For the minimum Lexicographic Order condition, I did not think of a very good solution strategy, but the default R [L * I] is in the first loop section, then enumerate the positions of the first character in the first loop section. If the repetition number is equal to Max at this time, record the string. If the repetition number is larger than Max, update Max, after clearing the possible records, record the string. If it is smaller than Max, break the string directly, instead of enumerating the position of the first character in the first loop, because the current pair of characters cannot match, it cannot be included in the solution.

# Include <stdio. h>
# Include < String . H>
# Include <stdlib. h>
 # Define Maxd 100010
# Define INF 0x3f3f3f
 Char B [maxd];
 Int N, R [maxd], sa [maxd], rank [maxd], height [maxd], wa [maxd], WB [maxd], WS [maxd], WV [maxd];
 Int Best [ 20 ] [Maxd], Mm [maxd], Len [maxd], first [maxd], P;
 Void Init ()
{
 Int I;
 For (I = 0 ; B [I]; I ++)
R [I] = B [I];
R [n = I] = 0 ;
}
 Int CMP ( Int * P, Int X, Int Y, Int L)
{
 Return P [x] = P [y] & P [x + L] = P [Y + L];
}
 Int CMP1 ( Const   Void * _ P,Const   Void * _ Q)
{
 Int I, * P = ( Int *) _ P, * q = ( Int *) _ Q;
 For (I = 0 ; I <Len [* p] & I <Len [* q]; I ++)
{
 If (R [first [* p] + I] <R [first [* q] + I])
 Return - 1 ;
Else   If (R [first [* p] + I]> r [first [* q] + I])
 Return   1 ;
}
 If (I = Len [* p])
 Return - 1 ;
 Return   1 ;
}
 Void Da ( Int N,Int M)
{
 Int I, j, P, * x = wa, * Y = WB, * t;
Memset (WS, 0 , Sizeof (WS [ 0 ]) * M );
 For (I = 0 ; I <n; I ++)
++ Ws [x [I] = R [I];
 For (I = 1 ; I <m; I ++)
WS [I] + = ws [I-1 ];
 For (I = N- 1 ; I> = 0 ; I --)
Sa [-- ws [x [I] = I;
 For (J = P = 1 ; P <n; j * = 2 , M = P)
{
 For (P = 0 , I = N-J; I <n; I ++)
Y [p ++] = I;
 For (I = 0 ; I <n; I ++)
 If (SA [I]> = J)
Y [p ++] = sa [I]-J;
 For (I = 0 ; I <n; I ++)
WV [I] = x [Y [I];
Memset (WS, 0 , Sizeof (WS [ 0 ]) * M );
 For (I = 0 ; I <n; I ++)
++ Ws [wv [I];
 For (I = 1 ; I <m; I ++)
WS [I] + = ws [I- 1 ];
 For (I = N- 1 ; I> = 0 ; I --)
Sa [-- ws [wv [I] = Y [I];
 For (T = x, x = Y, y = t, x [SA [ 0 ] = 0 , I = P = 1 ; I <n; I ++)
X [SA [I] = CMP (Y, sa [I- 1 ], Sa [I], j )?
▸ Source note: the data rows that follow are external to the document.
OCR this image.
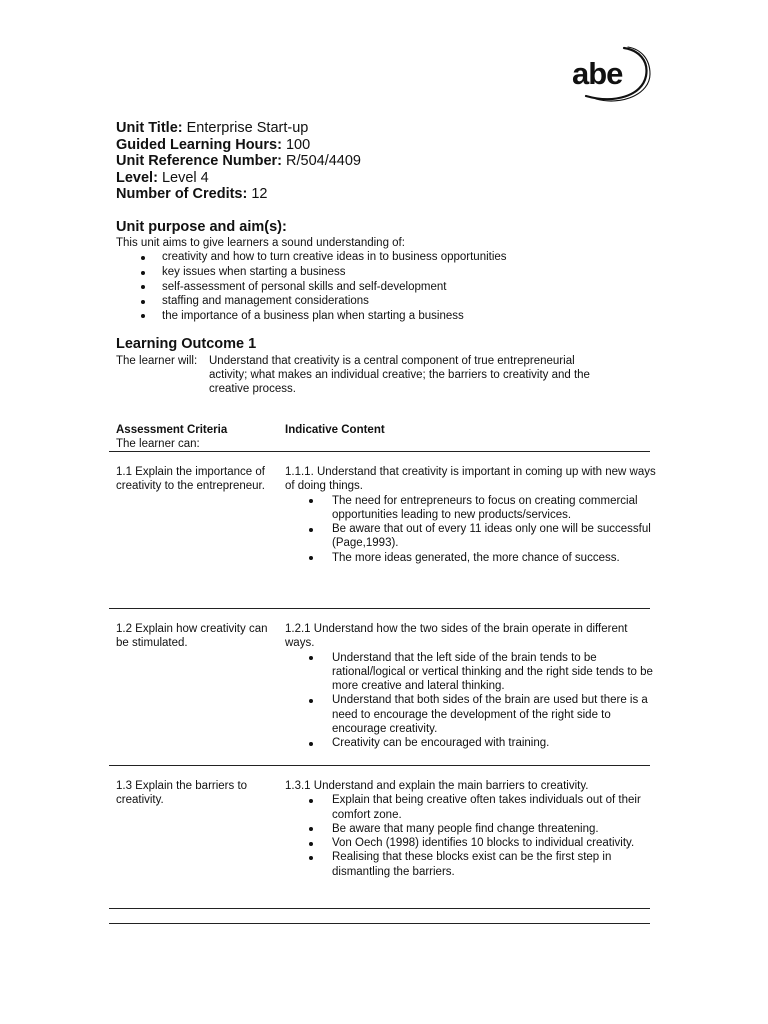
abe
Unit Title: Enterprise Start-up
Guided Learning Hours: 100
Unit Reference Number: R/504/4409
Level: Level 4
Number of Credits: 12
Unit purpose and aim(s):
This unit aims to give learners a sound understanding of:
creativity and how to turn creative ideas in to business opportunities
key issues when starting a business
self-assessment of personal skills and self-development
staffing and management considerations
the importance of a business plan when starting a business
Learning Outcome 1
The learner will:	Understand that creativity is a central component of true entrepreneurial
activity; what makes an individual creative; the barriers to creativity and the
creative process.
Assessment Criteria
The learner can:
Indicative Content
1.1 Explain the importance of creativity to the entrepreneur.
1.1.1. Understand that creativity is important in coming up with new ways of doing things.
The need for entrepreneurs to focus on creating commercial opportunities leading to new products/services.
Be aware that out of every 11 ideas only one will be successful (Page,1993).
The more ideas generated, the more chance of success.
1.2 Explain how creativity can be stimulated.
1.2.1 Understand how the two sides of the brain operate in different ways.
Understand that the left side of the brain tends to be rational/logical or vertical thinking and the right side tends to be more creative and lateral thinking.
Understand that both sides of the brain are used but there is a need to encourage the development of the right side to encourage creativity.
Creativity can be encouraged with training.
1.3 Explain the barriers to creativity.
1.3.1 Understand and explain the main barriers to creativity.
Explain that being creative often takes individuals out of their comfort zone.
Be aware that many people find change threatening.
Von Oech (1998) identifies 10 blocks to individual creativity.
Realising that these blocks exist can be the first step in dismantling the barriers.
P- 1 : P ++;
}
}
 Void Calheight ( Int N)
{
 Int I, J, K = 0 ;
 For (I = 1 ; I <= N; I ++)
Rank [SA [I] = I;
For (I = 0 ; I <n; height [rank [I ++] = K)
 For (K? -- K: 0 , J = sa [rank [I]- 1 ]; R [I + k] = R [J + k]; k ++ );
}
 Void Initrmq ( Int N)
{
 Int I, j, X, Y;
 For (Mm [ 0 ] =-1 , I = 1 ; I <= N; I ++)
Mm [I] = (I & (I- 1 ) = 0 ? Mm [I- 1 ] + 1 : Mm [I- 1 ];
 For (I = 1 ; I <= N; I ++)
Best [ 0 ] [I] = I;
 For (I =1 ; I <= mm [N]; I ++)
 For (J = 1 ; J <= N -( 1 <I) + 1 ; J ++)
{
X = Best [I- 1 ] [J];
Y = Best [I- 1 ] [J + ( 1 <(I- 1 )];
Best [I] [J] = height [x] }
}
 Int Askrmq ( Int X, Int Y)
{
 Int T = mm [Y-x + 1 ];
Y = Y -( 1 <T) + 1 ;
X = Best [T] [x];
Y = Best [T] [Y];
 Return Height [x] }
Int Calculate ( Int X, Int Y)
{
 Int T;
X = rank [X], y = rank [y];
 If (X> Y)
T = x, x = Y, y = T;
++ X;
 Return Askrmq (x, y );
}
 Void Printresult ( Int Max)
{
Int I, J, K;
 If (Max = 1 )
{
K = inf;
 For (I = 0 ; I <n; I ++)
 If (R [I] <K)
K = R [I];
Printf ( "  % C \ n  " , K );
}
Else 
{
 For (I = 0 ; I <p; I ++)
WS [I] = I;
Qsort (WS, P, Sizeof (WS [ 0 ]), CMP1 );
 For (I = 0 , K = ws [ 0 ]; I <Len [k]; I ++)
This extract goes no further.